Bryant writes with surprising candor. She does not hesitate to disclose the details of her emotional breakdown and the psychological help that enabled her to work through childhood resentments. Both Bryant and her husband freely speak of their hot tempers, and the ongoing struggles they have in following what they believe is the biblical model for marriage, i.e., male leadership and wifely submission.

At one point, Bryant considered supporting the ERA, but her husband and others convinced her that "the Equal Rights Amendment was not God's will for the women of America." Nevertheless, an unbidden feminist spirit shows up at various points in Bryant's writings. At the beginning of her marriage, time hung "unbearably heavy" on her hands until she left her full-time homemaker role to return to the entertainment world. Bryant's autobiography speaks of an "intense ambition and a relentless drive to succeed," and most of her books contain lengthy confessions of her struggle to be a submissive wife.

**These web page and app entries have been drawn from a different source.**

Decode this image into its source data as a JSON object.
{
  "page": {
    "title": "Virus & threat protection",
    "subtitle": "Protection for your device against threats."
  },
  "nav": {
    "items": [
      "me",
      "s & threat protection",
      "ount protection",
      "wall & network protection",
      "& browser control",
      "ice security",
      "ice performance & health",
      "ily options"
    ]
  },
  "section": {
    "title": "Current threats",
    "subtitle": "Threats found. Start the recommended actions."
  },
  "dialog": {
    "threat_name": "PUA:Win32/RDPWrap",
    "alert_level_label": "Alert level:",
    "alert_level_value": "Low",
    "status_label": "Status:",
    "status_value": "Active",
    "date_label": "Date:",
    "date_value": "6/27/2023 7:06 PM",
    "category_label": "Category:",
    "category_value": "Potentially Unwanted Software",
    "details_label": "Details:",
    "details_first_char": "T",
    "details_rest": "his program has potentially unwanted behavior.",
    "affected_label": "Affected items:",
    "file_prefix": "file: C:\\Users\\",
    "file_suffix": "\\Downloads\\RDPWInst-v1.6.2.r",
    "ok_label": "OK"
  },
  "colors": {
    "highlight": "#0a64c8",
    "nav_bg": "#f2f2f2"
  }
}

Bryant and Green's struggle for a biblical marriage ended in divorce in 1980, and Bryant remarried in 1990, to a childhood pal who told her he'd been in love with her for 40 years. A New Day was published in 1996, presenting a mellower Bryant than her previous books, especially those written with former husband Green.

Other Works:

Light My Candle (with B. Green, 1974). Bless This Food: The Anita Bryant Family Cookbook (1975). Raising God's Children (with B. Green, 1977).

Bibliography:

Melgaard, M. J., "The New Politics of Fear: The 1977 Dade County Gay Rights Referendum and the Regeneration of the Radical Right, 1969-1980" (thesis, 1992). Scot, D. C., Something in Orange (1978).

Reference Works:

CB (1975).

Other reference:

Anita Bryant & The Protect America's Children Campaign (Formerly Save Our Children) (1978). Playboy (May 1978). People (5 July 1999). Today's Christian Woman (Fall/Winter 1978-79).